Original Version (telling it straight, nothing fancy, nothing to see here, move on):
There’s a guy I know that walks around town looking at all the girls. He looks for smooth skin. His eyes slip down and he admires their chests and, if there are time and opportunity, his eyes slide further down into their panties. Forget that they have winter layers; his eyes undress and caress. Then, for good measure, he swivels his neck and admires their asses as they passes.
He thinks himself quite the lothario living in the privacy of his own mind. He imagines the light to be free as it bounces off the bodies of those ladies and into his own eyes and mind. As for the gents? Let that light from those creatures escape back into the world and be lost.
Who is this man? Is he a youngster himself who wants to attract the eye of someone of his own age so that he can promise them the world? Is he a man of means who can provide love and land to his promised one? Is he perhaps a slightly older man who has seen enough of the world to be ready to settle? Or is he (and, in truth, this is he) a man coming to sixty (six-zero) who never went past sixteen (one-six) in his head!
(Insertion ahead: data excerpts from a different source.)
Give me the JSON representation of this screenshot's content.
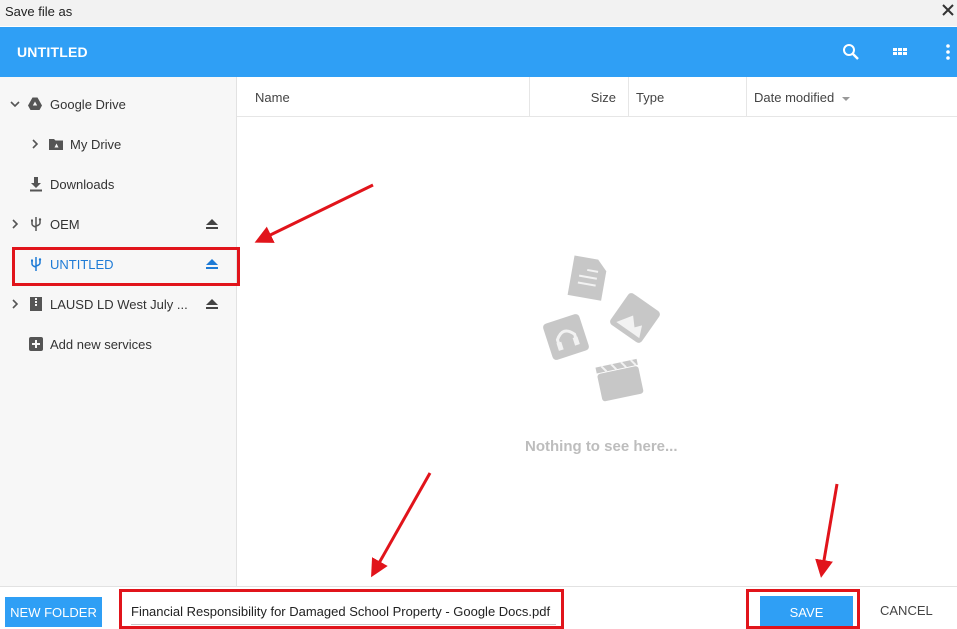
{
  "window": {
    "title": "Save file as"
  },
  "header": {
    "title": "UNTITLED"
  },
  "sidebar": {
    "items": [
      {
        "label": "Google Drive",
        "icon": "google-drive-icon",
        "expand": "chevron-down"
      },
      {
        "label": "My Drive",
        "icon": "drive-folder-icon",
        "expand": "chevron-right"
      },
      {
        "label": "Downloads",
        "icon": "download-icon",
        "expand": ""
      },
      {
        "label": "OEM",
        "icon": "usb-icon",
        "expand": "chevron-right",
        "eject": true
      },
      {
        "label": "UNTITLED",
        "icon": "usb-icon",
        "expand": "",
        "eject": true,
        "active": true
      },
      {
        "label": "LAUSD LD West July ...",
        "icon": "archive-icon",
        "expand": "chevron-right",
        "eject": true
      },
      {
        "label": "Add new services",
        "icon": "add-box-icon",
        "expand": ""
      }
    ]
  },
  "columns": {
    "name": "Name",
    "size": "Size",
    "type": "Type",
    "date": "Date modified"
  },
  "empty": {
    "message": "Nothing to see here..."
  },
  "footer": {
    "new_folder": "NEW FOLDER",
    "filename": "Financial Responsibility for Damaged School Property - Google Docs.pdf",
    "save": "SAVE",
    "cancel": "CANCEL"
  },
  "colors": {
    "accent": "#2f9ff5",
    "active_text": "#1e7bd6",
    "annotation": "#e1141b"
  }
}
I told him today that he needs to re-categorise the people he sees as he walks through his life. Little girls from play-mates to grand-daughterly. Old guys from grand-fatherly to peers and friends. Old women from grand-motherly to friends and peers. Young women from sex-objects to daughterly. Young men from rivals to son-like. Little boys from rough play-mates to grandson-like. And, most importantly, himself from teenager to grand-fatherly.
In this way, he can live his life whilst treating those around him appropriately. We go through changes and stages in life. It’s just not seemly to get stuck.
Elaborate and Excessive Version (flowering up the rhythm and syntax of the prose, maxing out on the types and amount of imagery, sweetly singing poetic techniques like alliteration and assonance):
Ah, see them come his way. Breaking his heart with their eyes and flattering, fluttering lashes. Is that a jiggle he sees inside that tantalisingly tight top? A sway in the step of that sweetly smiling lovely who swings her hips to the left and the right like she counting out the seconds till he sweeps her off her feet into his charms and arms. He sighs and never-say-dies when he turns to strip her skirt and socks away. Who’s to say she’ll say nay? What a sight this is, he sighs inside.
He’s quite the lothario living in the gutters of his mind-your-own mind. Light swoops down from the sun and falls into the curves and caresses of heavenly bodies on earth and then bounces out into his eyes and mind. He’s as lost in love as any can be out in the world. Love what you love and hang the rest, he says; today’s my day to drink deep.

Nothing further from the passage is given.